Owen: I agree, this has always been an issue though. However we are very lucky Kiwis support kiwi music with a passion, just look at the summer festivals every year. Fat Freddies, Six60, Shapies.. YEAR AFTER YEAR AFTER YEAR.
I feel this is an amazing opportunity for some DJs to widen their repertoire a touch, maybe go deeper and slower, try a chill set on a Sunday, or if you are deep and slow, dip your foot in the harder realms.
Also, a very important thing to remember is DJs should have residencies... this is how DJs really take it to the next level with their skills and sound. Playing regularly at the same venue. This is something that is a given overseas but lacks in NZ. Scenes and genres are created by DJs having the opportunity to play regularly and create a following. It's hard sometimes for a punter who has an amazing night one week to find that sound and vibe again the next because it's not there, it's a different DJ/Style.
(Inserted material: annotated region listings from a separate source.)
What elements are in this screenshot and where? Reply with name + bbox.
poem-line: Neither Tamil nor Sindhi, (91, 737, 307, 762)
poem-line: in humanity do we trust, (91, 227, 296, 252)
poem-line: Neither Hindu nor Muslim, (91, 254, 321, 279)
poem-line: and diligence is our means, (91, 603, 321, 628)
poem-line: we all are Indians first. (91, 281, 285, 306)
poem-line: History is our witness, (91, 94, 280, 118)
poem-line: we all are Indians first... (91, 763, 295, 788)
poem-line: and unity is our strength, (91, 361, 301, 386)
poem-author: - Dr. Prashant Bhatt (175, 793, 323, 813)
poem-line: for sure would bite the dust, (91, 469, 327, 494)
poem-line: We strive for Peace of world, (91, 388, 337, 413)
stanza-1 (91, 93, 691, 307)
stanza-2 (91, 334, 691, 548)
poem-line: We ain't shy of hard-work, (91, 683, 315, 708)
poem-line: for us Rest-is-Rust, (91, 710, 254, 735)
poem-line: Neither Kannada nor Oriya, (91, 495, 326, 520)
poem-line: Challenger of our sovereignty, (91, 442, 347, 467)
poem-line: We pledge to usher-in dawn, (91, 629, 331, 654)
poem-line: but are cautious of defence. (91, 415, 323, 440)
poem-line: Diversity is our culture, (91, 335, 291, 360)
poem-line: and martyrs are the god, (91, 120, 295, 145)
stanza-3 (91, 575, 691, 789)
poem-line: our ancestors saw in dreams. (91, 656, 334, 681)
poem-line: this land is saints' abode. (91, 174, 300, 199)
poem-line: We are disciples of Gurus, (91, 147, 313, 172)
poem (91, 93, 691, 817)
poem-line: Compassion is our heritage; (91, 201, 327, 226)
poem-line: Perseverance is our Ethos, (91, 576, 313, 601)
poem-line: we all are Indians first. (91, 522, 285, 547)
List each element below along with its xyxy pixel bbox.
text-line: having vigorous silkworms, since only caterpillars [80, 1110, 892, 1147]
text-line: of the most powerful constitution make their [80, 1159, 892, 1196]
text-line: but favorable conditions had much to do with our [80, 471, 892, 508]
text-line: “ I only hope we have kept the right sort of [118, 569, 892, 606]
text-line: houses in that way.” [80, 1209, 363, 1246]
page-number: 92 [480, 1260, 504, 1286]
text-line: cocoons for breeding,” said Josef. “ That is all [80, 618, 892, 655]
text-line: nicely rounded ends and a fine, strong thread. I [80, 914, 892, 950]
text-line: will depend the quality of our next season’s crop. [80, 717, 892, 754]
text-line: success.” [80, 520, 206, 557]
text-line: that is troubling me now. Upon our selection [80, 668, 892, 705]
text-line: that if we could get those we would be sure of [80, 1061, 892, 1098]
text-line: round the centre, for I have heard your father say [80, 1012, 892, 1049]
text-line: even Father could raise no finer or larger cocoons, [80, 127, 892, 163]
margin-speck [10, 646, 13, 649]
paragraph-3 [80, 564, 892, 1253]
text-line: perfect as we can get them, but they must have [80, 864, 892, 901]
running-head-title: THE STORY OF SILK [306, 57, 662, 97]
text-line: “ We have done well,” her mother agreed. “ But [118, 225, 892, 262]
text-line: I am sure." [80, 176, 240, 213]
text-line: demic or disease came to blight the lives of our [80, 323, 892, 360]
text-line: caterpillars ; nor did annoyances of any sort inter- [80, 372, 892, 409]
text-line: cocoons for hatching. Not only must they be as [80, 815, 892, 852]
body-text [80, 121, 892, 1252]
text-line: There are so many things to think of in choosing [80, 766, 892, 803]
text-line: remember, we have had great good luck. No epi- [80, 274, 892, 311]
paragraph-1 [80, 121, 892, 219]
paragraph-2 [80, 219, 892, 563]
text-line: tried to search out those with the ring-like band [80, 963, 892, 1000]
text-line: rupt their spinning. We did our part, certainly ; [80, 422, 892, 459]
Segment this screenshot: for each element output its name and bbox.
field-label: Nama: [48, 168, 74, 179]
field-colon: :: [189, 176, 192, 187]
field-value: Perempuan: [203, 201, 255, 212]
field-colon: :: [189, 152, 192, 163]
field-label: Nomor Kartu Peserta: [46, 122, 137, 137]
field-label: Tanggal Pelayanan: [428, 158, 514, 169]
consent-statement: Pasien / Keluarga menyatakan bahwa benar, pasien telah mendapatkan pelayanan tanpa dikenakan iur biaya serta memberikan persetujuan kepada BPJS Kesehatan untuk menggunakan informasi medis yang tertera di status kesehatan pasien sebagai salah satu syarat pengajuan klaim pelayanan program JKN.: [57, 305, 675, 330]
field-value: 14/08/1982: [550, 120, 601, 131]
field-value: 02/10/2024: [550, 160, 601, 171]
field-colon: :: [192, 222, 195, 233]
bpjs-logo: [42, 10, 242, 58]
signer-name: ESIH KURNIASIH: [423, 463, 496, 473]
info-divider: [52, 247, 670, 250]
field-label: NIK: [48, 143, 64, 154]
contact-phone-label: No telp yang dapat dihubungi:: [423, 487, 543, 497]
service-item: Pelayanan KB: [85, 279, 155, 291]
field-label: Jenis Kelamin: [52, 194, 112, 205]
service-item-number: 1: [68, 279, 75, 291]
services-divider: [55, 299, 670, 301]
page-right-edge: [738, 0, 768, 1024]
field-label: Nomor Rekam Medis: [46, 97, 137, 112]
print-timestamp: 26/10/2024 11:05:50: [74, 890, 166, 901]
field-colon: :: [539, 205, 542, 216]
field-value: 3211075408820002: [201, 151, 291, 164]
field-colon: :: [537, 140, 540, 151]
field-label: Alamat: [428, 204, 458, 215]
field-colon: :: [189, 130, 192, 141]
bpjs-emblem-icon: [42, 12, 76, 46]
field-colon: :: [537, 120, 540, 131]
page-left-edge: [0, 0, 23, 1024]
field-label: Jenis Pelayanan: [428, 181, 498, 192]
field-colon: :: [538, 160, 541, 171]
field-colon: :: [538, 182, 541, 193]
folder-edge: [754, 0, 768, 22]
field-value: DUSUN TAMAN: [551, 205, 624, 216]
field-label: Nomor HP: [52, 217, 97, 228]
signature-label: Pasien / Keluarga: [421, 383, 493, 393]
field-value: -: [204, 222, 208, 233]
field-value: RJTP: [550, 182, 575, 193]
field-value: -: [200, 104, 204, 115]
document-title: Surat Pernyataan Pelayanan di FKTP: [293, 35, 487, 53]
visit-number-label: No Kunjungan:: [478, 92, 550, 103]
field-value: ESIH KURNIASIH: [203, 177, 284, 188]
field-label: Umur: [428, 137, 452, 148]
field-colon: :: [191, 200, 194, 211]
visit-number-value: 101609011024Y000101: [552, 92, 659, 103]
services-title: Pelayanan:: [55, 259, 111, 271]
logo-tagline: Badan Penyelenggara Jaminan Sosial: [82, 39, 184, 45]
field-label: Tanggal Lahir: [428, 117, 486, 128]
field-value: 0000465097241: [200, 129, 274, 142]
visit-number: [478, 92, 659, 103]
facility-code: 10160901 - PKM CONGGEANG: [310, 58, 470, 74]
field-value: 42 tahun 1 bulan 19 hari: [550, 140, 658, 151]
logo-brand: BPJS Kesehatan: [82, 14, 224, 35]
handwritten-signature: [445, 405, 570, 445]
Nick: On this, I feel promoters have fallen into the trap (including me) that in order to sell tickets you need to appeal to as many people as you can, by jam-packing it with as many names as possible. If you really know your audience then you can build and create your own path. This was a huge thing when I was coming up in the early 00's. Playing the same clubs at the same time each week and creating your own sound and following. I was very fortunate to play at some of the best clubs, but I was always well aware that there were 20 other DJ's snapping at my feet to be there too, so it kept me hungry and kept me pushing things forward. Something you believe or not, I champion religiously in 2020 (yet a common misconception is that I'm only about the old stuff) or that I don't DJ anymore.
Owen: Yes, there are some guilty parties out there, hour sets should not be a thing. I think sometimes a DJ should be given the whole evening. It lets a DJ actually express himself and punters get a musical story.
Thanks for the chats Nick and good luck.